I stumbled up the stairs to my room. My home for the last five years. But not any longer. I stood blankly by the bed and it was Murdoch who reached my sports bag down off the wardrobe. He unzipped it, checked it was empty, and put it on the bed.
‘Come on, Max. Time’s passing.’
As if anyone knew that better than me.
What I wanted to do was curl up in a corner, turn my face to the wall, and just let go. What I had to do was pull myself together, pack what I needed, abandon the rest, and find somewhere to go,
And not think. Don’t think. Don’t think about anything. I’d been trained to deal with catastrophe. First rule. Deal with the now. Deal with everything else later. It’s not as if any of it was important. Nothing was important any more. Nothing mattered.
I picked up the Chief’s photo and pushed it into an outside pocket. Murdoch pulled it back out again. ‘No, Max. Sorry.’
‘It’s a personal possession.’
‘It’s a picture of a member of this unit.’
My voice wobbled. ‘Not any more it’s not.’
‘Can’t allow it. Sorry.’ And his voice wasn’t steady either.
I wouldn’t let go. He tried to pry my fingers away.
‘Max, please don’t make me hurt you.’
I remembered this was Big Dave Murdoch and no matter how many times he’d fallen over for me in Self Defence classes, at the end of the day, he could hurt me badly. He wouldn’t want to, but he would.
He wouldn’t let me take the Trojan Horse, either.
‘Dave,’ I pleaded and my voice cracked. He shook his head, not looking at me.
Nor my little book about Agincourt, the only thing left from my childhood; nor any of my other books; nor any of my artwork. Just underwear, a set of sweats, jeans, a couple of hoodies, and some tees. I had to leave behind my beautiful, golden dress with the beautiful, golden memories. I wore my boots and riding mac. I took toiletries from the bathroom and a towel. And that was it. Five years of my life and I was leaving with even less than I started.
Mrs Partridge arrived with some paperwork to sign. While she was laying it out on the table I covered the Horse and photo with the towel, meaning to pick the whole lot up together and just casually drop in my bag. Murdoch and Ritter waited outside while I re-signed all the secure paperwork again.

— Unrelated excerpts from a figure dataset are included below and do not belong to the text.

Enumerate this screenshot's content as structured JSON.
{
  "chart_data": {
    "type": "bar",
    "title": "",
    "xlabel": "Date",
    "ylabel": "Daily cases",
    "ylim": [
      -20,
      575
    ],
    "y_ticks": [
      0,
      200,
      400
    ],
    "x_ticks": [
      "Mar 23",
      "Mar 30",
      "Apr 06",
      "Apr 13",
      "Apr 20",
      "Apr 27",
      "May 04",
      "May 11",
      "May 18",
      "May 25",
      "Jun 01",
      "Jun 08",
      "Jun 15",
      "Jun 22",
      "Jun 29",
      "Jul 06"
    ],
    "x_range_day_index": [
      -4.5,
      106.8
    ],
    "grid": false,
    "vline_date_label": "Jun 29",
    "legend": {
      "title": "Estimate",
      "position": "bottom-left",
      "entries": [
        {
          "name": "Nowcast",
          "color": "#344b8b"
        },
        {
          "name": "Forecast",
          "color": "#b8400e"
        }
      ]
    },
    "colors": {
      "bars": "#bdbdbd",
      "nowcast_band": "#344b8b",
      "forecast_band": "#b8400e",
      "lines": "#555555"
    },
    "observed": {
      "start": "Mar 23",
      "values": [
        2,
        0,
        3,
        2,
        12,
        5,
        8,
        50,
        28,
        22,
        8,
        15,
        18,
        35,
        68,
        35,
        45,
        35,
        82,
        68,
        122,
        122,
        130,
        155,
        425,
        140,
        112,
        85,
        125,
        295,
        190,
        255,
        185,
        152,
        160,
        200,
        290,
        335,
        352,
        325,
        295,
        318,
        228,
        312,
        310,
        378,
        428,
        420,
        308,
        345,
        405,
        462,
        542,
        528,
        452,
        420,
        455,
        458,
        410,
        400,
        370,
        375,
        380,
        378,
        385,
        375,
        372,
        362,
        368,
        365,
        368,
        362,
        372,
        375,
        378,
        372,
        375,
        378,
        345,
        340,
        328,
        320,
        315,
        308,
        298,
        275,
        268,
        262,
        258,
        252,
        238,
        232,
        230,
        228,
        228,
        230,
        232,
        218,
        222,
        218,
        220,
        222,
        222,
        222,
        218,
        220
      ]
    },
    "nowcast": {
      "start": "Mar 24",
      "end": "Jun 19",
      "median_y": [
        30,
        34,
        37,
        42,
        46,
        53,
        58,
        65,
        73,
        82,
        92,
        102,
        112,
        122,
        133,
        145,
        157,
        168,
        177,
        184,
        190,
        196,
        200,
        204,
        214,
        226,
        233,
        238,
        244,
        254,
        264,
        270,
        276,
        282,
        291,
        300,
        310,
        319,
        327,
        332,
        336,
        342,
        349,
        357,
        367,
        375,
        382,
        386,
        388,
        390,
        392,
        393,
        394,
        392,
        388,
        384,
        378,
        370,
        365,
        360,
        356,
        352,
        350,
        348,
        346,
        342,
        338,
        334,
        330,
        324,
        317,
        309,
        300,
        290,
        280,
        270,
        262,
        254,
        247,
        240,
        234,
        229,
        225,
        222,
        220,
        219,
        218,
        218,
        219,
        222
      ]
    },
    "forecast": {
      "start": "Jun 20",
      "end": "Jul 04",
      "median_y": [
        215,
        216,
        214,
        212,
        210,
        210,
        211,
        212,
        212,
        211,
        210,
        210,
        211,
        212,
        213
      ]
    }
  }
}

She handed me a month’s pay. When I looked across, the towel was neatly folded and the Horse and photo were gone. It seemed so unnecessarily cruel. Shock and disbelief were wearing off and the full awfulness finally dawning on me. Where would I go? What would I do? I opened my wallet and slowly handed over my ID card.

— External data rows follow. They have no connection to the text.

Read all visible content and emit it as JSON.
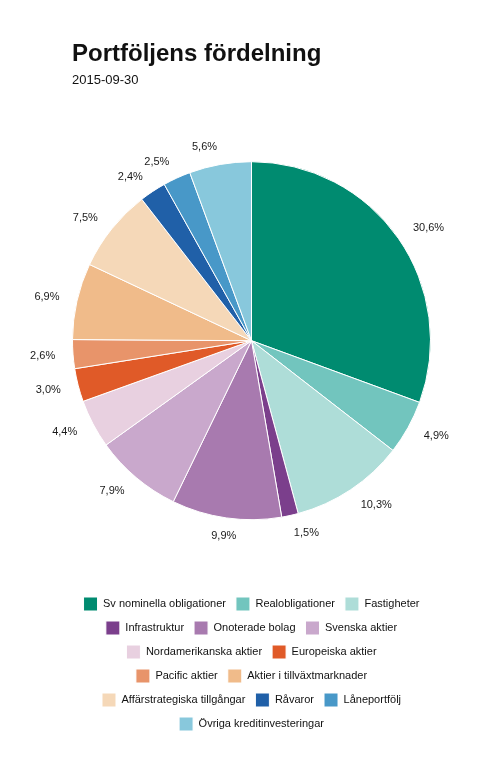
{
  "chart_data": {
    "type": "pie",
    "title": "Portföljens fördelning",
    "subtitle": "2015-09-30",
    "categories": [
      "Sv nominella obligationer",
      "Realobligationer",
      "Fastigheter",
      "Infrastruktur",
      "Onoterade bolag",
      "Svenska aktier",
      "Nordamerikanska aktier",
      "Europeiska aktier",
      "Pacific aktier",
      "Aktier i tillväxtmarknader",
      "Affärstrategiska tillgångar",
      "Råvaror",
      "Låneportfölj",
      "Övriga kreditinvesteringar"
    ],
    "values": [
      30.6,
      4.9,
      10.3,
      1.5,
      9.9,
      7.9,
      4.4,
      3.0,
      2.6,
      6.9,
      7.5,
      2.4,
      2.5,
      5.6
    ],
    "value_labels": [
      "30,6%",
      "4,9%",
      "10,3%",
      "1,5%",
      "9,9%",
      "7,9%",
      "4,4%",
      "3,0%",
      "2,6%",
      "6,9%",
      "7,5%",
      "2,4%",
      "2,5%",
      "5,6%"
    ],
    "colors": [
      "#008B70",
      "#72C5BE",
      "#AEDDD8",
      "#7B3F8C",
      "#A87AAF",
      "#C9A8CC",
      "#E8D0E0",
      "#E05A28",
      "#E8946A",
      "#F0BB8A",
      "#F5D8B8",
      "#2060A8",
      "#4898C8",
      "#88C8DC"
    ],
    "data_labels": true,
    "legend": "bottom"
  }
}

I looked outside. It was dark. It was raining. It was half past ten at night. I didn’t even know what day of the week it was. Who was Prime Minister? What was happening in the world? Too late now to remember the Boss’s advice about maintaining a grip on the here and now. Mrs Partridge collected her papers, regarded me expressionlessly for a moment, and then swept out. There was no reason to stay. I was no longer a member of the unit.
Flanked by Murdoch and Ritter, I walked slowly down the stairs. No one spoke. The building was completely silent. No one was around. I thought Kal might manage a small appearance somehow, but there was no sign of her or anyone. No one came to say goodbye. I was officially a non-person. I never thought I would leave like this. I turned up my collar, huddled into my clothes, and crept across the Hall like the ghost I already was.
A troubled-looking Mr Strong unbolted the front doors and I passed through them for the last time. No one spoke. Bending my head against the rain, I trudged down the drive. The gates opened silently in front of me and closed as silently behind me.
There I was, just gone eleven at night in the pouring rain with the gates of St Mary’s locked behind me and no idea what to do next or where to go. I turned and looked back one last time. Lights blazed everywhere. Sick Bay was lit up like a Christmas tree. Peterson would never stand underneath the windows again, waiting for his love to shower him with dog ends. A door opened somewhere and light streamed out briefly, then disappeared as quickly as it had come. Somewhere in there, Kal was grieving for Peterson. The Boss was fighting for his life. Murdoch would be mourning Guthrie …
And the man I loved had been dead for sixty-seven million years. I dropped my bag onto the wet road, leaned forward, and put my hands on my knees. Huge, thick, rasping sobs tore at my throat. I fell to my knees, curled into a ball and wrapped my arms around my head. The rain drummed on my back. Wet soaked through my clothes.
I’d always said my life began the day I walked through the gates of St Mary’s and now I’d walked back out again and it was ended.